Figure 3.1.1 a The ratio of Firmicutes and Bacteroidetes. For 16S rRNA analysis, statistical analyses were conducted using the one-way ANOVA followed by Tukey’s post hoc test (n = 3). b Relative abundance (% of total reads) of bacterial 16S rRNA gene at the family level (n = 3). c Heatmap of the genus based on 16S rRNA sequencing (n = 3). The color of each rectangle in the heatmap reprensents the normalized and log-transformed relative abundance of each genus in four groups by a gradient of color from blue (low abundance, −1.5) to red (high abundance, 1.5). d Alterations in genus with statistically significant differences based on 16S rRNA sequencing (n = 3). The box- plots show the maximum, minimum and median, and the whisker indicates total range. e Taxonomic assignment of mRNA in each sample at the genus level. By default, all species whose expression abundance was less than 1% in all samples were combined with others. For d, STAMP v2.0.0 software (p < 0.05) was employed to analyze statistical significance between the fecal microbiome of four groups using ANOVA with Benjamini-Hochberg FDR multiple test correction, and to analyze statistical significance between the fecal microbiome of two groups using one sided t-test.
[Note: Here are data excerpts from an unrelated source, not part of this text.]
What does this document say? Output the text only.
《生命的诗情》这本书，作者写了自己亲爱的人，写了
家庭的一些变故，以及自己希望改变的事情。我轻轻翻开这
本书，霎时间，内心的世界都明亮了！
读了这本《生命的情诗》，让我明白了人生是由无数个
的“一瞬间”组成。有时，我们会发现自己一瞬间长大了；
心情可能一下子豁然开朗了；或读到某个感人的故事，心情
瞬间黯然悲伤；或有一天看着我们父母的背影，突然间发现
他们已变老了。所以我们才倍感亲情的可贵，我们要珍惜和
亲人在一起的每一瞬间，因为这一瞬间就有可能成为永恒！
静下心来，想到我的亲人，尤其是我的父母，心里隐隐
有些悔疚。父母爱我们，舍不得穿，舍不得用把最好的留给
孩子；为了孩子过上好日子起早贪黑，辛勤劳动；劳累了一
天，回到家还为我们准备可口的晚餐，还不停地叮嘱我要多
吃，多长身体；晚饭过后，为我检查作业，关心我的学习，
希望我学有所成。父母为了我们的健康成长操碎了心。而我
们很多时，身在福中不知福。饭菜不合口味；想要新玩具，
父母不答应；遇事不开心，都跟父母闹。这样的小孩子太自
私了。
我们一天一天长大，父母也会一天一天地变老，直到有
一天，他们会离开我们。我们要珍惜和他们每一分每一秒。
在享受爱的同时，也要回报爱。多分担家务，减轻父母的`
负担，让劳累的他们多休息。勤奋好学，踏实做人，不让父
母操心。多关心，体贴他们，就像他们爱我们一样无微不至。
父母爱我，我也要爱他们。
Figure 3.1.2 a The distribution of Cr remediation relevant genes in total DEGs. b The growth of engineered E. coli strains harboring DEGs in LB medium with 1 mM Cr(VI) (n = 3). CK represents E. coli BL21 containing the empty plasmid pET28a (+), unknown 1–10 represents E. coli BL21 with pET28a harboring gene comp53346, 53095, 24337, 53087, 53032, 51796, 52516, 53047, 53431, and 53299, respectively. c Cr(VI) reduction rate of engineered E. coli BL21 with 53431 (n = 3). d TEM and EDX analyses of E. coli FcrR after inoculated in LB medium and incubated overnight without Cr(VI) or with 1 mM Cr(VI), and the corresponding EDX spectra. Arrows show intracellular Cr(III) precipitates, and scale bars: 200 nm. e Evolutionary relationship of FcrR with known chromate reductases from different genera. A composite evolutionary tree with the FcrR was generated using the Neighbor-Joining method based on the reported chromate reductase families (NfoR, NfsA, YieF, OYE, NemA, and ChrR). f Sequence analysis of FcrR homologs. The highly conserved residues are highlighted in black, and other residues with high levels of similarity are highlighted in gray. g Structural modeling of FcrR. For b, data significance was analyzed using the one-way ANOVA followed by Tukey’s post hoc test. For c, data significance was analyzed using student’s t-test. Significance was marked as *p < 0.05, **p < 0.01, ***p < 0.001, and ****p < 0.0001.
 Feng, P., Ye, Z., Han, H. et al. Tibet plateau probiotic mitigates chromate toxicity in mice by alleviating oxidative stress in gut microbiota. Commun Biol 3, 242 (2020).